Error while fetching `HF_TOKEN` secret value from your vault: 'Requesting secret HF_TOKEN timed out. Secrets can only be fetched when running from the Colab UI.'.
You are not authenticated with the Hugging Face Hub in this notebook.
If the error persists, please let us know by opening an issue on GitHub (https://github.com/huggingface/huggingface_hub/issues/new).


README.md:   0%|          | 0.00/4.65k [00:00<?, ?B/s]

train.csv:   0%|          | 0.00/11.3M [00:00<?, ?B/s]

validation.csv:   0%|          | 0.00/442k [00:00<?, ?B/s]

test.csv:   0%|          | 0.00/1.35M [00:00<?, ?B/s]

Generating train split:   0%|          | 0/12460 [00:00<?, ? examples/s]

Generating validation split:   0%|          | 0/500 [00:00<?, ? examples/s]

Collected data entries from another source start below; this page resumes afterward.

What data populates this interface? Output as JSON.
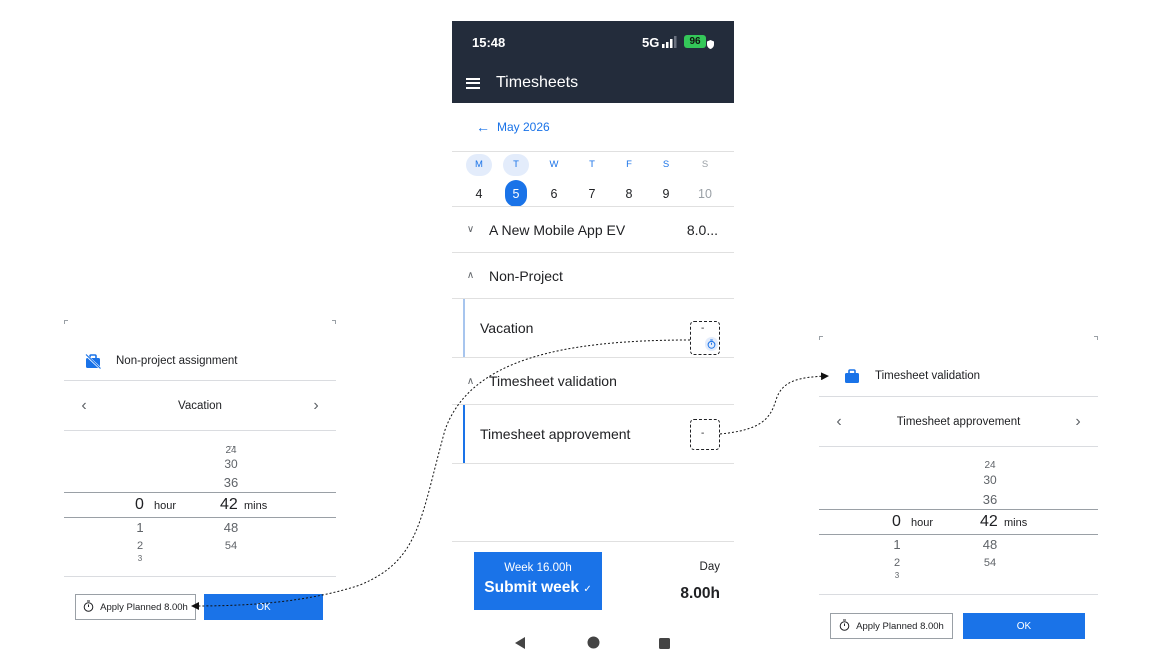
{
  "left_dialog": {
    "header": "Non-project assignment",
    "header_icon": "briefcase-off-icon",
    "nav_label": "Vacation",
    "picker": {
      "min_above": [
        "...",
        "24",
        "30",
        "36"
      ],
      "hour_value": "0",
      "hour_unit": "hour",
      "min_value": "42",
      "min_unit": "mins",
      "hour_below": [
        "1",
        "2",
        "3"
      ],
      "min_below": [
        "48",
        "54"
      ]
    },
    "apply_label": "Apply Planned 8.00h",
    "ok_label": "OK"
  },
  "phone": {
    "status": {
      "time": "15:48",
      "network": "5G",
      "battery": "96"
    },
    "app_title": "Timesheets",
    "month": "May 2026",
    "days": [
      {
        "letter": "M",
        "num": "4"
      },
      {
        "letter": "T",
        "num": "5"
      },
      {
        "letter": "W",
        "num": "6"
      },
      {
        "letter": "T",
        "num": "7"
      },
      {
        "letter": "F",
        "num": "8"
      },
      {
        "letter": "S",
        "num": "9"
      },
      {
        "letter": "S",
        "num": "10"
      }
    ],
    "project": {
      "name": "A New Mobile App EV",
      "hours": "8.0..."
    },
    "non_project": {
      "title": "Non-Project",
      "entry": "Vacation",
      "value": "-"
    },
    "validation": {
      "title": "Timesheet validation",
      "entry": "Timesheet approvement",
      "value": "-"
    },
    "footer": {
      "week": "Week 16.00h",
      "submit": "Submit week",
      "day_label": "Day",
      "day_hours": "8.00h"
    }
  },
  "right_dialog": {
    "header": "Timesheet validation",
    "header_icon": "briefcase-icon",
    "nav_label": "Timesheet approvement",
    "picker": {
      "min_above": [
        "24",
        "30",
        "36"
      ],
      "hour_value": "0",
      "hour_unit": "hour",
      "min_value": "42",
      "min_unit": "mins",
      "hour_below": [
        "1",
        "2",
        "3"
      ],
      "min_below": [
        "48",
        "54"
      ]
    },
    "apply_label": "Apply Planned 8.00h",
    "ok_label": "OK"
  },
  "colors": {
    "primary": "#1a73e8",
    "appbar": "#232c3b",
    "battery": "#34c759"
  }
}
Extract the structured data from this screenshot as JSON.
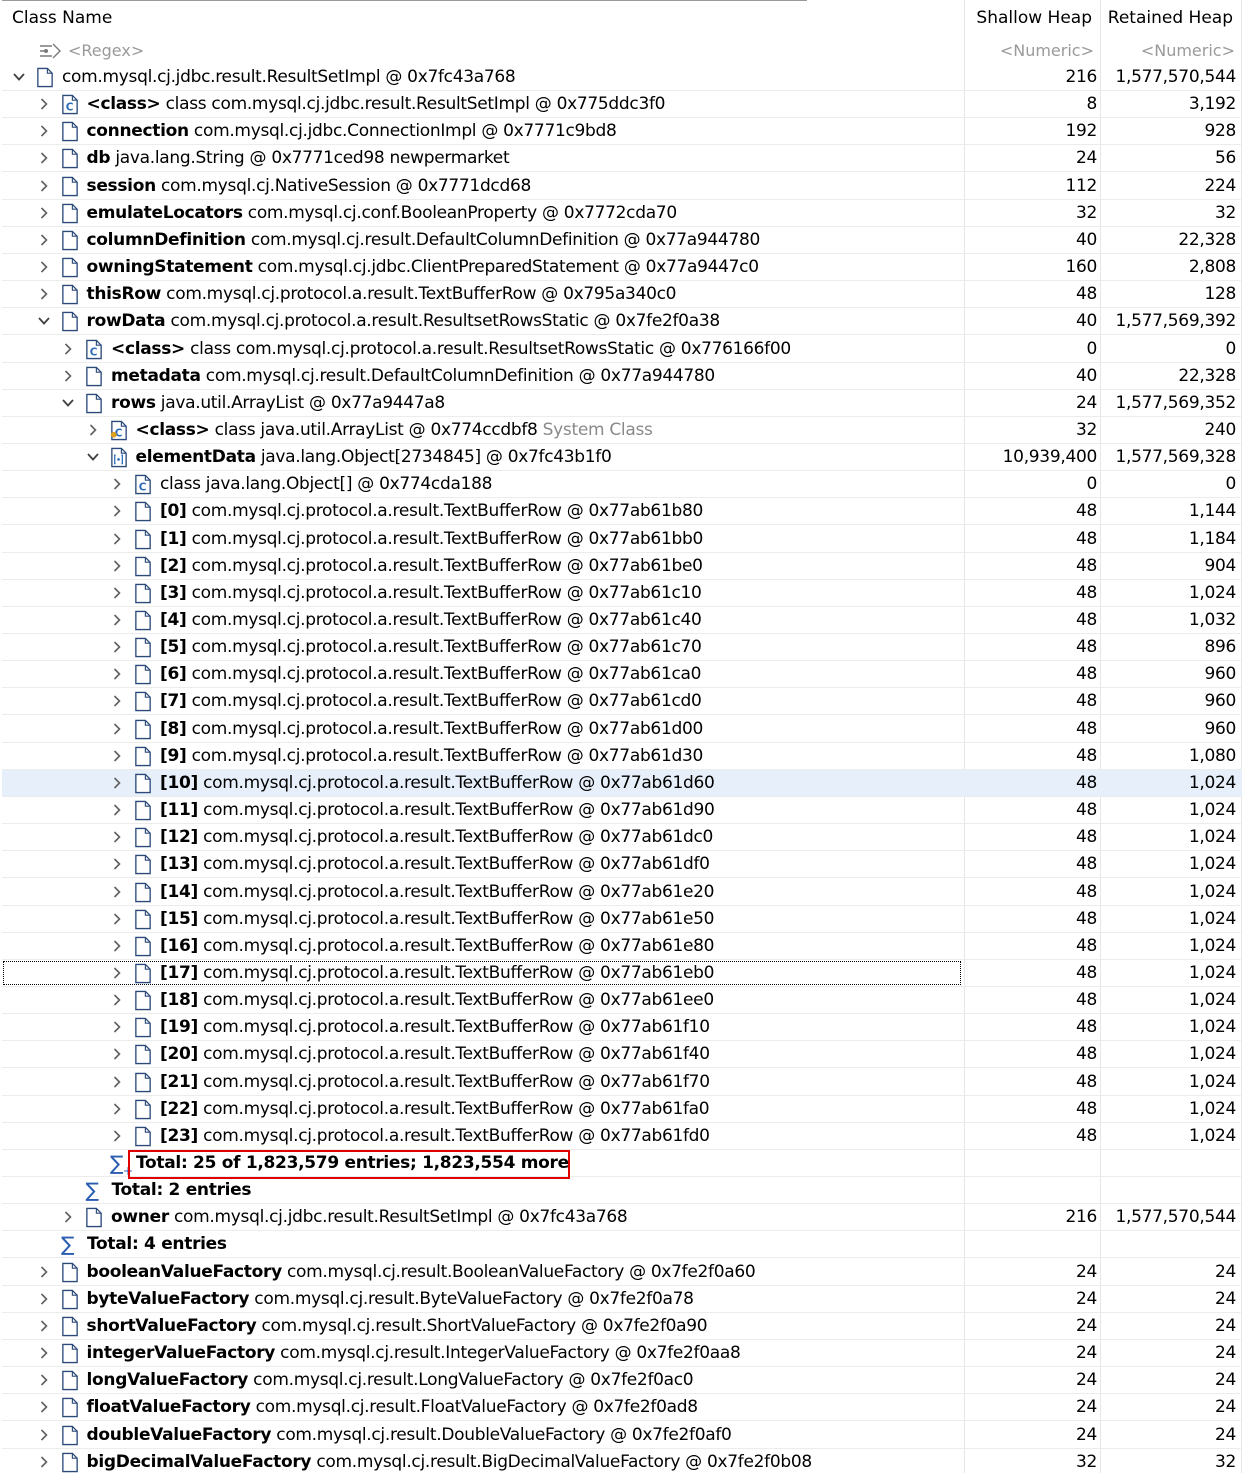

Generating test split:   0%|          | 0/1500 [00:00<?, ? examples/s]

In [4]:
ds

DatasetDict({
    train: Dataset({
        features: ['id', 'dialogue', 'summary', 'topic'],
        num_rows: 12460
    })
    validation: Dataset({
        features: ['id', 'dialogue', 'summary', 'topic'],
        num_rows: 500
    })
    test: Dataset({
        features: ['id', 'dialogue', 'summary', 'topic'],
        num_rows: 1500
    })
})

In [6]:
ds['train'][1]['dialogue']

"#Person1#: Hello Mrs. Parker, how have you been?\n#Person2#: Hello Dr. Peters. Just fine thank you. Ricky and I are here for his vaccines.\n#Person1#: Very well. Let's see, according to his vaccination record, Ricky has received his Polio, Tetanus and Hepatitis B shots. He is 14 months old, so he is due for Hepatitis A, Chickenpox and Measles shots.\n#Person2#: What about Rubella and Mumps?\n#Person1#: Well, I can only give him these for now, and after a couple of weeks I can administer the rest.\n#Person2#: OK, great. Doctor, I think I also may need a Tetanus booster. Last time I got it was maybe fifteen years ago!\n#Person1#: We will check our records and I'll have the nurse administer and the booster as well. Now, please hold Ricky's arm tight, this may sting a little."

In [7]:
ds['train'][1]['summary']

'Mrs Parker takes Ricky for his vaccines. Dr. Peters checks the record and then gives Ricky a vaccine.'

## 1. USING THE MODEL WITHOUT FINE TUNING

#### LOADING THE BART MODEL

In [8]:
!pip install transformers



In [9]:
# Use a pipeline as a high-level helper
from transformers import pipeline

pipe = pipeline("summarization", model="facebook/bart-large-cnn")

The cache for model files in Transformers v4.22.0 has been updated. Migrating your old cache. This is a one-time only operation. You can interrupt this and resume the migration later on by calling `transformers.utils.move_cache()`.


0it [00:00, ?it/s]

config.json:   0%|          | 0.00/1.58k [00:00<?, ?B/s]

model.safetensors:   0%|          | 0.00/1.63G [00:00<?, ?B/s]

generation_config.json:   0%|          | 0.00/363 [00:00<?, ?B/s]

vocab.json:   0%|          | 0.00/899k [00:00<?, ?B/s]

merges.txt:   0%|          | 0.00/456k [00:00<?, ?B/s]

tokenizer.json:   0%|          | 0.00/1.36M [00:00<?, ?B/s]

Hardware accelerator e.g. GPU is available in the environment, but no `device` argument is passed to the `Pipeline` object. Model will be on CPU.


In [12]:
article_1 = ds['train'][1]['dialogue']

pipe(article_1, max_length=20, min_length=10, do_sample=False)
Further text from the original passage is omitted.